TAC CSEs have an arsenal of tools at their disposal that customers, and even partners, do not.  One of the most powerful is well known to anyone who has ever worked in TAC:  Topic.  Topic is an internal search engine.  It can do more now, but at the time I was in TAC, Topic could search bugs, TAC cases, and internal mailers.  If you had a weird error message or were seeing inexplicable behavior, popping the message or symptoms into Topic frequently resulted in a bug.  Failing that, it might pull up another TAC case, which would show the best troubleshooting steps to take.

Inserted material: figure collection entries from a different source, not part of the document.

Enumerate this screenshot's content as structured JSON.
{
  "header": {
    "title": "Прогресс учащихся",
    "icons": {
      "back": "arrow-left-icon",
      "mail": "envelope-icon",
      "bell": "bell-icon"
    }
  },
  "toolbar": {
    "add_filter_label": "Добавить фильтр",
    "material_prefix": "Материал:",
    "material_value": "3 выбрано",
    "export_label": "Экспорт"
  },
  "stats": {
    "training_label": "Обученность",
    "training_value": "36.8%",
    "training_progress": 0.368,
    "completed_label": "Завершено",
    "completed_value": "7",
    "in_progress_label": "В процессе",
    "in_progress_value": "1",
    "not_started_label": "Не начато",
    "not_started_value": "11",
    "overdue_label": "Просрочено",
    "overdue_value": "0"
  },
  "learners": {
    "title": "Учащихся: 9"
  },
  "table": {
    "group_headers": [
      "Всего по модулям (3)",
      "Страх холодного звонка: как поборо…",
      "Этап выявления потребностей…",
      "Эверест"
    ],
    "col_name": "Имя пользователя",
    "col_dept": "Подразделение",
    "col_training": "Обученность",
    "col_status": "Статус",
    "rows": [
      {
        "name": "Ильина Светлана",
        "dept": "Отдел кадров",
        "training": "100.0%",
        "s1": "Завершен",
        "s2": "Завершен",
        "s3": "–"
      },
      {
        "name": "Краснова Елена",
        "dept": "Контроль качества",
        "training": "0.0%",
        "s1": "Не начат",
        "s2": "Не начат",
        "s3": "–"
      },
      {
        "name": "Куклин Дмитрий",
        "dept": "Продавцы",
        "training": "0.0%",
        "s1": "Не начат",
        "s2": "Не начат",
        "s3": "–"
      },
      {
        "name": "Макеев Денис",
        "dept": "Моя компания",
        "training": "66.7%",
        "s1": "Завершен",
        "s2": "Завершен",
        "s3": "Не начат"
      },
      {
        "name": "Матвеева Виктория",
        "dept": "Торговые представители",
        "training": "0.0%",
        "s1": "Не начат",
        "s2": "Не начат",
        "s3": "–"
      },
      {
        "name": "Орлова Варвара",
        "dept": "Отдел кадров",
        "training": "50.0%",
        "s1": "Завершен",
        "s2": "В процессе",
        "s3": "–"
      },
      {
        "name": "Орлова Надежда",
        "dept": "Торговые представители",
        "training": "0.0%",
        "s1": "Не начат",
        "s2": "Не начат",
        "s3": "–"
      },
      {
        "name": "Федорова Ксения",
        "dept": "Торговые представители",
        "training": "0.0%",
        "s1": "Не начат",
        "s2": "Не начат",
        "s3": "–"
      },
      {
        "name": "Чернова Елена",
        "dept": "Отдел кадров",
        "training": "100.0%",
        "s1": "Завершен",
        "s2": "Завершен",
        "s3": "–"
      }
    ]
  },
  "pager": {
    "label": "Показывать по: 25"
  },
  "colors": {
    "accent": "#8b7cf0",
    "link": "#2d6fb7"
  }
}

Topic also searches internal mailers, the email lists used internally by Cisco employees.  TAC agents, sales people, TMEs, product managers, and engineering all exchange emails on these mailers, which are then archived.  Oftentimes a problem would show up in the mailer archives and engineering had already provided an answer.  Sometimes, if Topic failed, we would post the symptoms to the mailers in hopes engineering, a TME, or any expert would have a suggestion.  I was always careful in doing so, as if you posted something that was already answered, or asked too often, flames would be coming your way.

TAC engineers have the ability to file bugs across the Cisco product portfolio.  This is, of course, a powerful way to get engineering attention.  Customer found defects are taken very seriously, and any bug that is opened will get a development engineer (DE) assigned to it quickly.  We were judged on the quality of bugs we filed since TAC does not like to abuse the privilege and waste engineering time.  If a bug is filed for something that is not really a bug, it gets marked “J” for Junk, and you don’t want to have too many junked bugs.  That said, on one or two occasions, when I needed engineering help and the mailers weren’t working, I knowingly filed a Junk bug to get some help from engineering.  Fortunately, I filed a few real bugs that got fixed.

My team was the “routing protocols” team for HTTS, but we were a dumping ground for all sorts of cases.  RP often got crash cases, cable modem problems, and other issues, even though these weren’t strictly RP.  Even within the technical limits of RP, there is a lot of variety among cases.  Someone who knows EIGRP cold may not have a clue about MPLS.  A lot of times, when stuck on a case, we’d go find the “guy who knows that” and ask for help.  We had a number of cases on Asynchronous Transfer Mode (ATM) when I worked at TAC, which was an old WAN (more or less) protocol.  We had one guy who knew ATM, and his job was basically just to help with ATM cases.  He had a desk at the office but almost never came in, never worked a shift, and frankly I don’t know what he did all day.  But when an ATM case came in, day or night, he was on it, and I was glad we had him, since I knew little about the subject.

Some companies have NOCs with tier 1, 2, and 3 engineers, but we just had CSEs.  While we had different pay grades, TAC engineers were not tiered in HTTS.  “Take the case and get help” was the motto.  Backbone (non-HTTS) TAC had an escalation team, with some high-end CSEs who jumped in on the toughest cases.  HTTS did not, and while backbone TAC didn’t always like us pulling on their resources, at the end of the day we were all about killing cases, and a few times I had backbone escalation engineers up in my cube helping me.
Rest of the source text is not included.